Sebagian wanita percaya bahwa dengan merangsang area misterius dalam vagina ini dapat menimbulkan orgasme yang luar biasa. Jika seorang pria secara tak sengaja menemukan G spot, orgasme yang hebat akan dapat mereka rasakan. Namun pada sesi berikutnya, belum tentu titik G spot akan mudah ditemui.
Sejauh ini, para ahli belum dapat menemukan sebuah metode ilmiah yang menentukan secara pasti letak titik paling sensitif ini.
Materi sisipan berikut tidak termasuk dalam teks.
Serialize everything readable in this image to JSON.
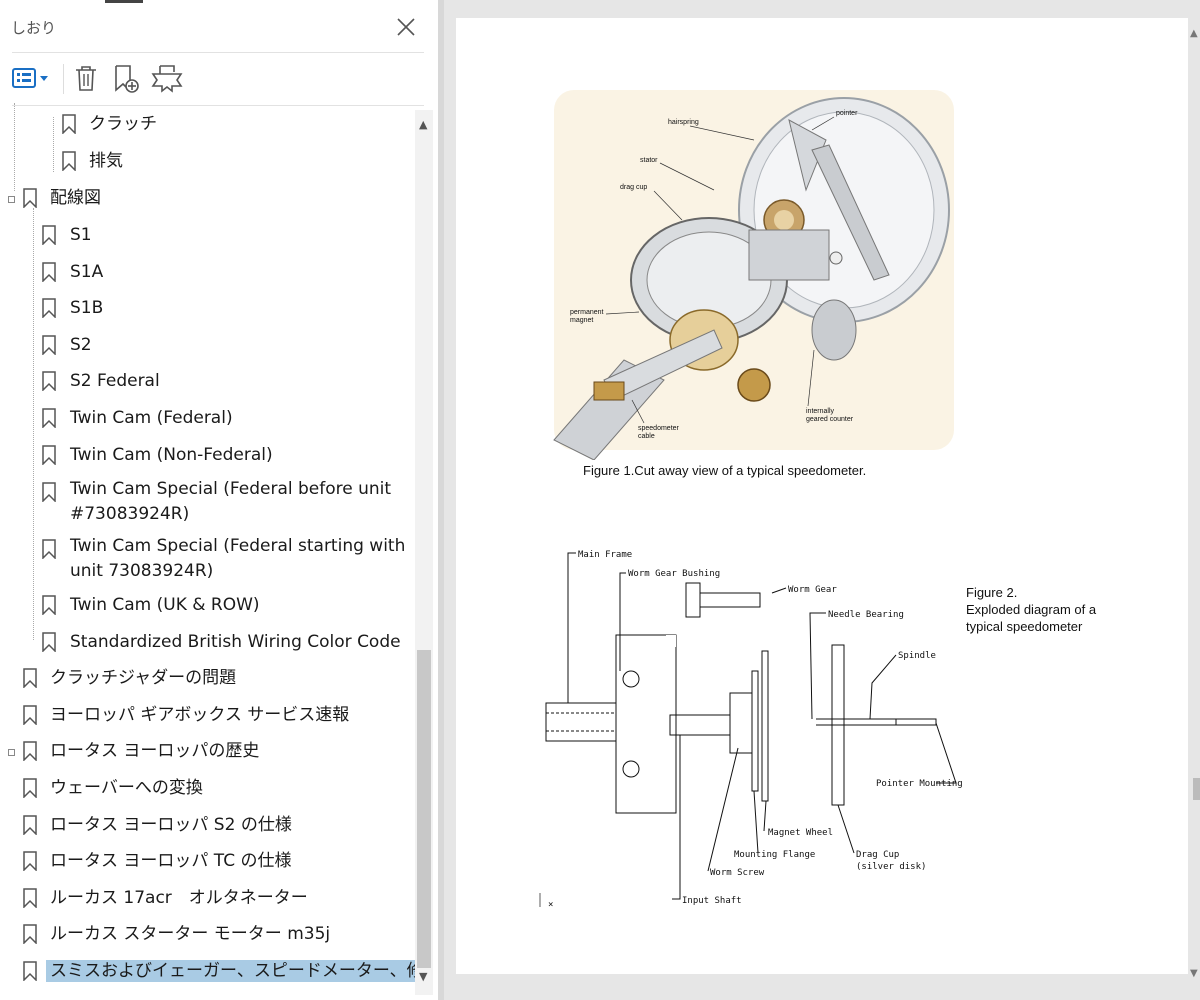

Bahkan eksistensi G spot sendiri menjadi perdebatan sejak 1980-an ketika istilah ini menggelinding sebagai wacana yang dapat menjelaskan mengapa beberapa wanita mampu mencapai orgasme lewat stimulasi vagina, sedangkan beberapa wanita lainnya tidak bisa.
Sajumlah ahli seks juga mengklaim bahwa istilah G spot justru telah menimbulkan problem kecemasan di antara para wanita yang belum dapat mencapai kepuasan seksual, termasuk pasangannya.
Walaupun masih kontroversi, penelitian tentang G spot tidak pernah berhenti. Seperti dimuat edisi terbaru majalah New Scientist, para ahli dari Universitas L´Aquila di Italia baru-baru ini mengklaim telah berhasil mendeteksi letak sebuah jaringan tebal pada vagina yang diduga sebagai G spot. Temuan ini juga dipublikasikan dalam jurnal Sexual Medicine.
Dengan melibatkan sebanyak 20 wanita, riset yang dipimpin oleh Dr Emmanuele Jannini berhasil menentukan posisi G spot dengan menggunakan metode ultrasound. Teknik ini dapat menentukan ukuran serta bentuk sebuah jaringan tebal di luar ¨dinding depan¨ vagina yang diduga merupakan letak G spot.
Pada sembilan wanita, yang selama riset dilaporkan mengalami orgasme melalui rangsangan vagina, jaringan yang letaknya antara vagina dan uretra - saluran tempat mengeluarkan urin - ini rata-rata lebih tebal dibandingkan 11 wanita lainnya yang tidak mampu mencapai orgasme melalui rangsangan serupa.
¨Untuk pertama kalinya, ada metode yang memungkinkan untuk menentukan dengan mudah, cepat dan murah bahwa wanita memiliki area G spot atau tidak,¨ ungkap Dr Jannini.
Walau pun Jannini yakin dengan temuannya. Dr Tim Spector dari St Thomas Hospital di London memiliki pendapat berbeda. Dalam New Scientist, Spector berargumen bahwa jaringan yang tebal ini mungkin saja sebenarnya hanya bagian dari klitoris, salah satu bagian genital wanita yang juga dikenal sangat sensitif.
Dugaan lain yang muncul adalah fenomena jaringan tebal ini lebih disebabkan oleh seringnya wanita mengalami orgasme. Dengan frekuensi orgasme yang berulang atau sering, mungkin akan menyebabkan pembentukan otot yang lebih baik pada jaringan tersebut.
Sementara itu Dr Petra Boynton, seorang psikolog seks dari Universitas College di London mengatakan bahwa seluruh industri saat ini telah berkembang di sekitar masalah G spot. Menurutnya, sungguh tidak berguna untuk mengatakan bahwa wanita yang tidak mampu menemukan area G spot mengalami ¨disfungsi¨.
¨Kita semua tentu berbeda. Beberapa wanita memiliki beberapa area tertentu dalam vagina yang sangat sensitif, dan beberapa lainnya tidak. Namun mereka tidak perlu menyebut area ini sebagai G spot. Jika semua wanita menghabiskan waktunya untuk mencemaskan apakah dirinya normal, punya G spot atau tidak, ia akan hanya terfokus pada satu area dan menghiraukan yang lain,¨ ungkap Boynton.
¨Ini akan meyakinkan kepada masyarakat bahwa hanya ada satu cara terbaik untuk melakukan seks, yang tentunya hal ini tidak tepat untuk dilakukan,¨ tegasnya.